Kircher undertook independent studies for 46 years of his life. He remained for most of his life, functioning as a kind of one-man intellectual clearinghouse for cultural and scientific information gleaned not only from European sources but also from the far-flung network of Jesuit missionaries. He was supported in Rome by Pope as well as other patronage. When Kircher “translated” the hieroglyphs on an obelisk for the Pope, the Pope asked him what he wanted in return. Kircher refused anything for himself but asked for a donation to the church he was restoring. He received a very large one. After he dedicated a book to the next Pope, he was asked again what he wanted and replied in the same way. The gift this time was significant but not nearly as large as the other. Finally, an episode which illustrates how well Kircher was tied into sources of patronagae toward the end of his life: In 1665, Kircher discovered the spot where a miraculous deer with a crucifix between its antlers had appeared to St.
Eustachius and resolved to rebuild the ruined church which marked the spot. First, he received a letter of credit for 100 scudi from the Duke of Braunschweig-Luneberg. After he published Historia Eustachio-Mariana (1665), he received a draft for 1000 imperials from Emperor Leopold, 400 scudi from Johann Friedrich, Count of Wallenstein and Archbishop of Prague, and 700 scudi from Peter of Aragon, Viceroy of Naples. He collected large sums for this project from Catholic rulers all over Germany.

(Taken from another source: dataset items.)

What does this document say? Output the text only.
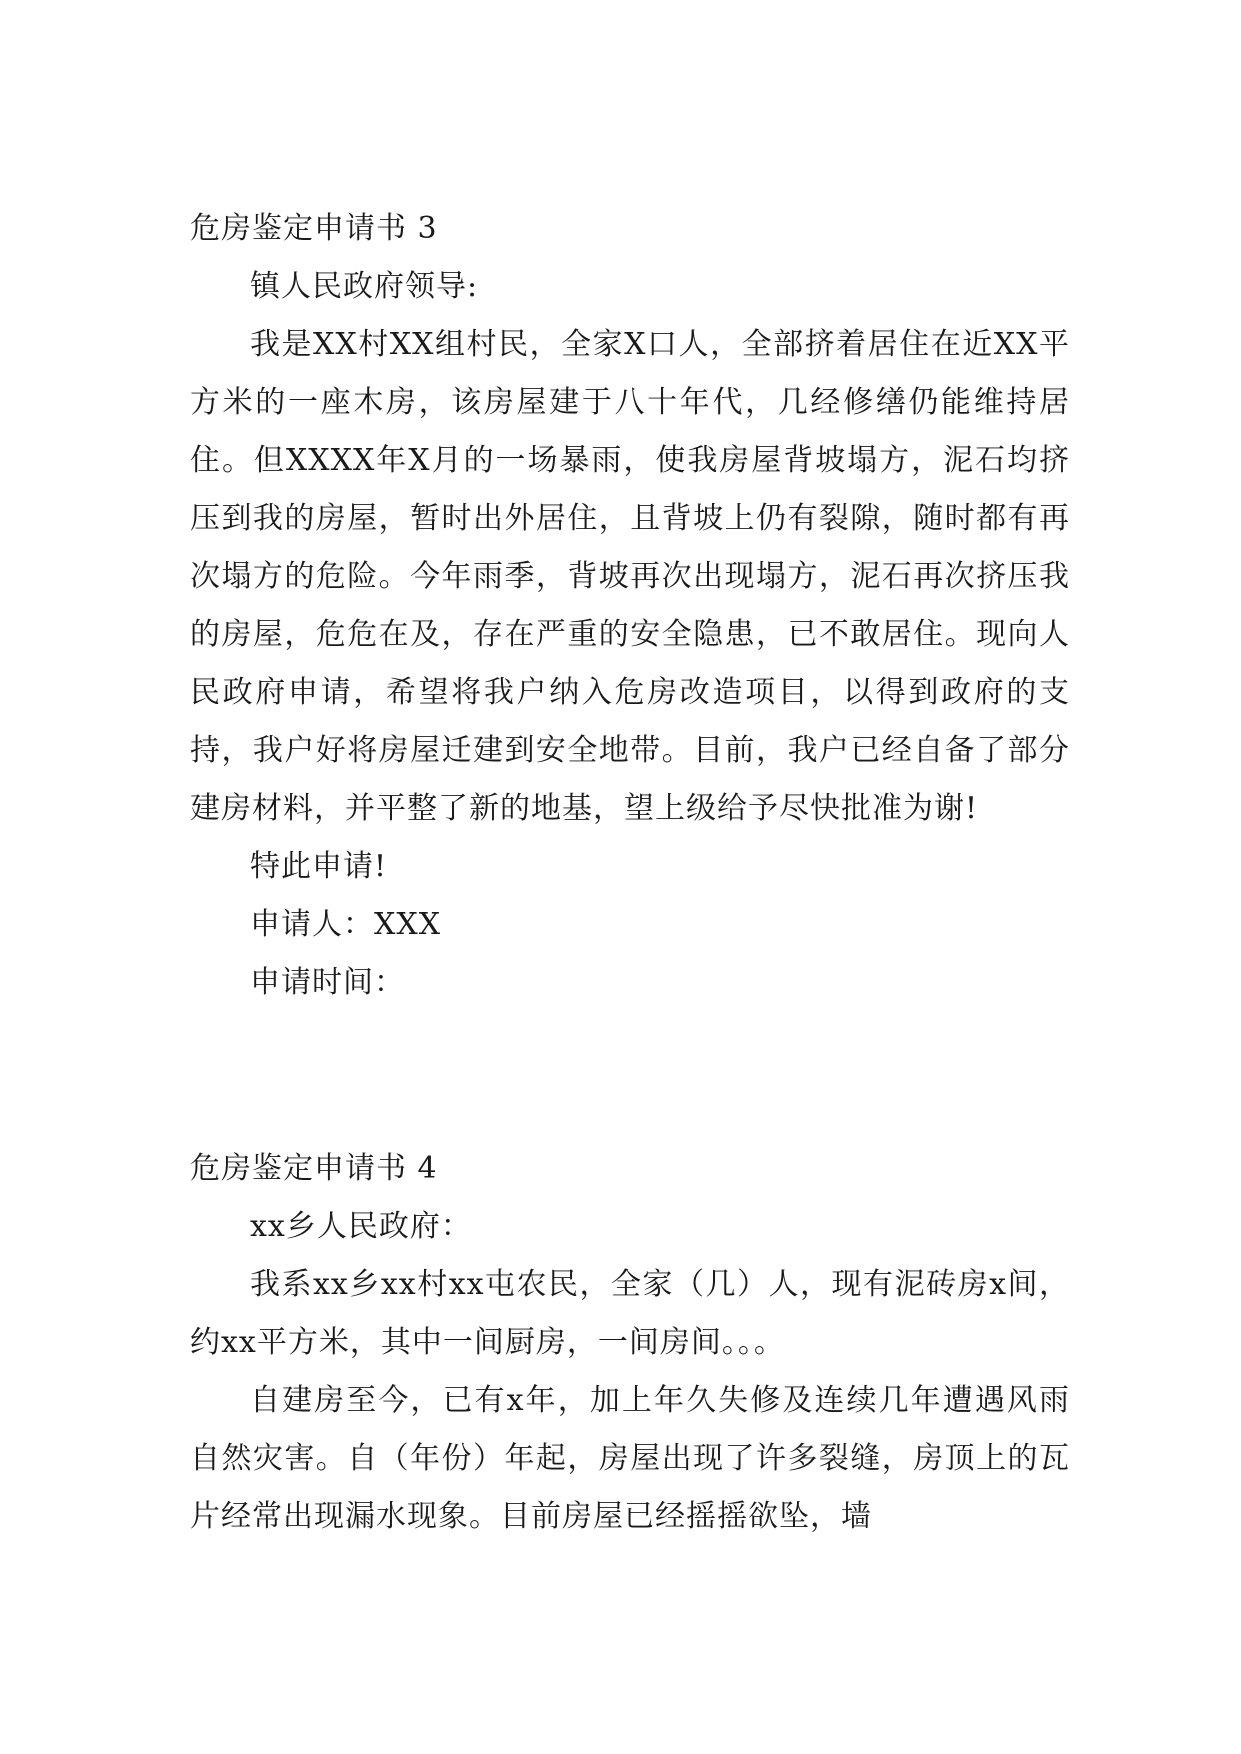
危房鉴定申请书 3

镇人民政府领导:

我是XX村XX组村民，全家X口人，全部挤着居住在近XX平方米的一座木房，该房屋建于八十年代，几经修缮仍能维持居住。但XXXX年X月的一场暴雨，使我房屋背坡塌方，泥石均挤压到我的房屋，暂时出外居住，且背坡上仍有裂隙，随时都有再次塌方的危险。今年雨季，背坡再次出现塌方，泥石再次挤压我的房屋，危危在及，存在严重的安全隐患，已不敢居住。现向人民政府申请，希望将我户纳入危房改造项目，以得到政府的支持，我户好将房屋迁建到安全地带。目前，我户已经自备了部分建房材料，并平整了新的地基，望上级给予尽快批准为谢!

特此申请!

申请人：XXX

申请时间：

危房鉴定申请书 4

xx乡人民政府：

我系xx乡xx村xx屯农民，全家（几）人，现有泥砖房x间，约xx平方米，其中一间厨房，一间房间。。。

自建房至今，已有x年，加上年久失修及连续几年遭遇风雨自然灾害。自（年份）年起，房屋出现了许多裂缝，房顶上的瓦片经常出现漏水现象。目前房屋已经摇摇欲坠，墙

Kircher’s research encompassed a variety of disciplines including geography, astronomy, mathematics, language, medicine, and music, bringing to each a rigorous scientific curiosity girded in a mystical conception of natural laws and forces. His methods ranged from the traditionally scholastic to the boldly experimental.
Kircher is not now considered to have made any significant original contributions, although a number of discoveries and inventions (e.g., the magic lantern) have sometimes been mistakenly attributed to him. Rather, it is his extensive reporting activity that secures his place in intellectual history. He wrote some 44 books, and over 2,000 of his manuscripts and letters survive. In addition, he assembled one of the first natural history collections, long housed in a museum that bore his name, the Museo Kircheriano at Rome; this legacy was later dispersed among a number of institutions.
This traditional portrait of Athanasius Kircher gives his age as 76. The engraver has emphasized the energy in Kircher’s inquiring eyes. A professor of eloquence in Rome added the flowery inscription: “The painter or poet would declare only in error: ‘This is the man.’ But the farthest Antipodes know his name and face.”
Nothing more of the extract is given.